Have you ever seen one of those late-night TV commercials pushing easy-to-get government-backed small business loans for anyone who thinks he has an entrepreneurial idea? Don’t believe them. It is incredibly difficult to get a conventional small business loan. More than one frustrated borrower has called the process ‘draining’.

They Will Look Into Everything

There is so much to the frustrations of obtaining conventional business loans that it is difficult to know where to start. The fact that lenders look into nearly every aspect of a borrower’s life is as good a place as any. To say lenders leave no stone unturned just doesn’t do it justice.

Lenders need to look into absolutely everything. They need to look at a borrower’s income and credit. They need to look at business profits and losses. They need to look at current debt load, future business prospects, and on and on. Having to keep up with everything lenders want during the approval process can be exhausting.

Document Requirements Can Seem Endless

If looking into every aspect of a borrower’s life isn’t bad enough, lenders require a ton of documents. So much so that new document requests can seem endless. And then what if a lender asks for some sort of documentation the borrower cannot furnish? The nightmare only gets worse.

Borrowers often find themselves furnishing everything from P & L statements to several years’ worth of tax records. Banking statements, credit card statements, etc. – they are all on the table.

Just When You Think You’ve Made Them Happy…

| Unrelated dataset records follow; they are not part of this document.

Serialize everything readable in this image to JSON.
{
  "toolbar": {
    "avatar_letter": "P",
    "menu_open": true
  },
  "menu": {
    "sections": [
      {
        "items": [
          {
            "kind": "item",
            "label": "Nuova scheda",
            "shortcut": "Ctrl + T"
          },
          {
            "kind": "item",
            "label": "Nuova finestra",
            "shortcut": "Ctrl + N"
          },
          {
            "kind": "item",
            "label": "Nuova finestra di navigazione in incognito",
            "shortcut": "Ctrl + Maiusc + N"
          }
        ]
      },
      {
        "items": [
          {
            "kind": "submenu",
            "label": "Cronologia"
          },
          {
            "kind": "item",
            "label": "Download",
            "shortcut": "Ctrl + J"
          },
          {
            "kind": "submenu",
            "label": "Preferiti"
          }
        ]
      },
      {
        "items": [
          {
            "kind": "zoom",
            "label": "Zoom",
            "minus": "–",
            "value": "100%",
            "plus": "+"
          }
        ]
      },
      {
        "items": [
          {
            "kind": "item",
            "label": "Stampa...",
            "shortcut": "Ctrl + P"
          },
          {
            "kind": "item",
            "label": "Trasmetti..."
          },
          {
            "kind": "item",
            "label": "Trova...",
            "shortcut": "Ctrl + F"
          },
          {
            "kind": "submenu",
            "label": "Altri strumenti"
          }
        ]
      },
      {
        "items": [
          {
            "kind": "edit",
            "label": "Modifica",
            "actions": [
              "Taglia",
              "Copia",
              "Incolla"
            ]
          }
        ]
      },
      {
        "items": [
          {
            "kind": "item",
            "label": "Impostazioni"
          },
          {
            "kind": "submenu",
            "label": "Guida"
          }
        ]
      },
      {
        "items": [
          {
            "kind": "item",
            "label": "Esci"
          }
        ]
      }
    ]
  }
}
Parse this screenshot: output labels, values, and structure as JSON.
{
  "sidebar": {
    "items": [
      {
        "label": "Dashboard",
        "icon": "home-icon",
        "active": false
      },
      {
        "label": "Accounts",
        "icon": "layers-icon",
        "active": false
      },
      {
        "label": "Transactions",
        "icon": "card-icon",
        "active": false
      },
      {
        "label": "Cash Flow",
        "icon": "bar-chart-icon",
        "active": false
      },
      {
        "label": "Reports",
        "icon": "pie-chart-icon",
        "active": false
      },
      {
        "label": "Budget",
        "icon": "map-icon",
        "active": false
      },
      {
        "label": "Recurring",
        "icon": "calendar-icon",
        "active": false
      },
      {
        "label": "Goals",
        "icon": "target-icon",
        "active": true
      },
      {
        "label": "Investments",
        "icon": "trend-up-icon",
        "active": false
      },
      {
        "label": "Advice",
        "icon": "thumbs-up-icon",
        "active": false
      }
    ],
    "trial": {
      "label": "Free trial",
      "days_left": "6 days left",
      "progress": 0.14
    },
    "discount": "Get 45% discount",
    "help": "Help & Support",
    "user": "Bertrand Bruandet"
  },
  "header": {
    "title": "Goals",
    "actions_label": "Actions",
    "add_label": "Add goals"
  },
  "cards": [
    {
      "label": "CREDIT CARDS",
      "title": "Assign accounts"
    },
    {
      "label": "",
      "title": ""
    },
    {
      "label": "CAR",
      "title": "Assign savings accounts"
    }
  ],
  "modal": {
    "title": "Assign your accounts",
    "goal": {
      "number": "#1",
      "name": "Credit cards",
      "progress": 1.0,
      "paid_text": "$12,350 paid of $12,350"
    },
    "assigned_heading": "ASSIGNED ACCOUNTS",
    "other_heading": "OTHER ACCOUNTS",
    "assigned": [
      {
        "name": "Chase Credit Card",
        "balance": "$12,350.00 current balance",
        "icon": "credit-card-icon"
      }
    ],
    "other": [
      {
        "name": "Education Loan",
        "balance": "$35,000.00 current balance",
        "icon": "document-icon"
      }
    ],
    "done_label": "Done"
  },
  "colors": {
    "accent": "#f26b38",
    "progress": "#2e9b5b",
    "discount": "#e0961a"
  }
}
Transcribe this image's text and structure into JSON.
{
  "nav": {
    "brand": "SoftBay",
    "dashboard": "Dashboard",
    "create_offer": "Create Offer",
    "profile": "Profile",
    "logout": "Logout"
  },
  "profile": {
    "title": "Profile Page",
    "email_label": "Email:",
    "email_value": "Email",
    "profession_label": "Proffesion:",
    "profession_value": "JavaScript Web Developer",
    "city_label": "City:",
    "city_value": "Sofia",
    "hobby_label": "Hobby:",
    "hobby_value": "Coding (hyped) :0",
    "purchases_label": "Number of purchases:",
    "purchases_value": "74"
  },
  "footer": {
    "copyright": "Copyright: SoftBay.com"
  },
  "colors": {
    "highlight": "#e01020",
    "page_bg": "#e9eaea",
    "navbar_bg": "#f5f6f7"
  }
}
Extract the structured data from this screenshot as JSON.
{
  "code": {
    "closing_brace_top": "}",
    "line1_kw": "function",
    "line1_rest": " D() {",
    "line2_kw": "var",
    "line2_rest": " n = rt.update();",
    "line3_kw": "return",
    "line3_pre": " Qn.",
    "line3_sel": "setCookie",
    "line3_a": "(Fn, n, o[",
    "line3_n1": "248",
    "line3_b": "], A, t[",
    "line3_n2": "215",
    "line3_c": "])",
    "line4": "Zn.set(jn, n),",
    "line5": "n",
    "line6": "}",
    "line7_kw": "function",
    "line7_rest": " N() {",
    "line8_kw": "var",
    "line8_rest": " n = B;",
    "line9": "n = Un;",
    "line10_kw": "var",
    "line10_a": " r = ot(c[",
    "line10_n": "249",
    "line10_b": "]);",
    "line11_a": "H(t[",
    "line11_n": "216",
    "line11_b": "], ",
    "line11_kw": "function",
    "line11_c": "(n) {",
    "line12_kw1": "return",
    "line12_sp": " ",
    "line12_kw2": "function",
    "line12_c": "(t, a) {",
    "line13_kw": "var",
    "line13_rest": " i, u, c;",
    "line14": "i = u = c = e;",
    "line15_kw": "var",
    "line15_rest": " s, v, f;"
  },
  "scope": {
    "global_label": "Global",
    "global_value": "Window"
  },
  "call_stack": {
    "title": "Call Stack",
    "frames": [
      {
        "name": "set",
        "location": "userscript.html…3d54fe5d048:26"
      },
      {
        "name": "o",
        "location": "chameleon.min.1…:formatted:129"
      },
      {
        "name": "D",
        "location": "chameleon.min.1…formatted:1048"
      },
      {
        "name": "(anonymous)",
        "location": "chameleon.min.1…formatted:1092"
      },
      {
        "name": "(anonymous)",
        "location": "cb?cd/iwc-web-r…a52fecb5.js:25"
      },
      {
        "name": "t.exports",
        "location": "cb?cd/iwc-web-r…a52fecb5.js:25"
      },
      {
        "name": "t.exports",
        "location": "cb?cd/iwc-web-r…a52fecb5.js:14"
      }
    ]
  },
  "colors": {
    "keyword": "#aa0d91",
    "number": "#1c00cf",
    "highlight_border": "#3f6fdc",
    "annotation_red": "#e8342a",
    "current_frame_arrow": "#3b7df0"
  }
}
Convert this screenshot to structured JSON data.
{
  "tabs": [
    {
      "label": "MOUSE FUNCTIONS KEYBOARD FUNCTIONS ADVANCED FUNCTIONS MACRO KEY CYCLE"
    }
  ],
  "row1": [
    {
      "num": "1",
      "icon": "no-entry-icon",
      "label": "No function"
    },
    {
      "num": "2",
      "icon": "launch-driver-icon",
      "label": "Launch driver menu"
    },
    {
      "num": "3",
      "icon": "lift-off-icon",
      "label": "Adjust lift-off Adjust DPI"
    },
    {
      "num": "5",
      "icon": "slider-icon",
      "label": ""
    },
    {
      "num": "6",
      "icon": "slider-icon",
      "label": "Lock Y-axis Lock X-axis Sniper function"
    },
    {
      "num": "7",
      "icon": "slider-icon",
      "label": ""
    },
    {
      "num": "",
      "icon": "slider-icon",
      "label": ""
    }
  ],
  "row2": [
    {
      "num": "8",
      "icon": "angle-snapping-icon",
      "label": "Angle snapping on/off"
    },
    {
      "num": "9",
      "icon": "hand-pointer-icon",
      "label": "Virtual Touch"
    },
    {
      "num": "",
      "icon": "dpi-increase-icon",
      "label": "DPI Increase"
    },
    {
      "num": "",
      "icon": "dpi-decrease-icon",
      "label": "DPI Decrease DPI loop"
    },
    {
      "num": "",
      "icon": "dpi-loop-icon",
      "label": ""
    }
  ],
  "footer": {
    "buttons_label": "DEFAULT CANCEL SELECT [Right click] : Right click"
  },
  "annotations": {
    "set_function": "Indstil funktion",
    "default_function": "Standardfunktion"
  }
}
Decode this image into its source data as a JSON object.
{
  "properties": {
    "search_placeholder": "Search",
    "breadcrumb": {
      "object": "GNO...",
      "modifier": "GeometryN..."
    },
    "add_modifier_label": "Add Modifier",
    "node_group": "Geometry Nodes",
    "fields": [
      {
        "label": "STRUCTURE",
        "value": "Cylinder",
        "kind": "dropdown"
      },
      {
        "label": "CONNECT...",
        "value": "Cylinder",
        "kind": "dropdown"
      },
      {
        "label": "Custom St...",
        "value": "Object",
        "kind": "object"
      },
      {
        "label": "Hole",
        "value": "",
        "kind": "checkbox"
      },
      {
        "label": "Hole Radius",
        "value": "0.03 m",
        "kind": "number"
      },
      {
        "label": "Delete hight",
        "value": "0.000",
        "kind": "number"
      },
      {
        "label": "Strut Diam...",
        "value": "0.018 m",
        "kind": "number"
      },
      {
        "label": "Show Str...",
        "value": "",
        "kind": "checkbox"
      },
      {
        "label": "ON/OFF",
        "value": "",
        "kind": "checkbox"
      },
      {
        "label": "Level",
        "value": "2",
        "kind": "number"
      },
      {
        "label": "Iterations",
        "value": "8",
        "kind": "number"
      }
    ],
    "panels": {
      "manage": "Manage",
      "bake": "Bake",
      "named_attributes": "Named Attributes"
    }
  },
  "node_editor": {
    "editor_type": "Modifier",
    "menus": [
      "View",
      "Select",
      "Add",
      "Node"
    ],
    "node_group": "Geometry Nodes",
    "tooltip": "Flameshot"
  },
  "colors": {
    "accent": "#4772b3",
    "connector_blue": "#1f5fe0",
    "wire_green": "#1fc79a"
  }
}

Perhaps the most draining thing of all is believing you have finally made a conventional lender happy only to get one more phone call about yet another problem. It is one more hurdle to conquer; one more hoop to jump through. The thing is that all those little things add up to an endless river capable of carrying you swiftly away.

Do not misunderstand. Conventional lenders have their reasons for doing things the way they do. And where would the world be without conventional business loans? It’s just that obtaining one often feels like it is more complicated than it needs to be. But there is an alternative in hard money.

Hard Money Lenders Do Things Differently

Obtaining hard money loans is rarely as draining for the simple fact that hard money lenders do things differently. According to at least one of them, Salt Lake City’s Actium Partners, lenders do not need nearly as much paperwork. They also don’t have to do a deep dive into a borrower’s finances. They can approve loans faster without requiring nearly as much.

How do they get away with it? By basing approval decisions almost entirely on asset value. Simply put, borrowers put up assets as collateral. If the value of those assets is equal to or greater than the amount being requested, approval is normally forthcoming. Most hard money loans can be approved and funded with little more than a completed application and an asset appraisal.

Hard Money Is for All Sorts of Needs

All sorts of business needs can be addressed with hard money. In Actium’s case, the majority of their loans go to finance commercial property acquisitions. They also lend for business expansion and debt restructuring purposes. Likewise, there are other lenders who fund property development, fix and flips, and other needs.

Conventional lenders do things one way while hard money lenders do them another. But where conventional lending is often draining on borrowers, hard money lending tends to be significantly easier. Maybe that’s why so many business borrowers prefer hard money lending over conventional business loans.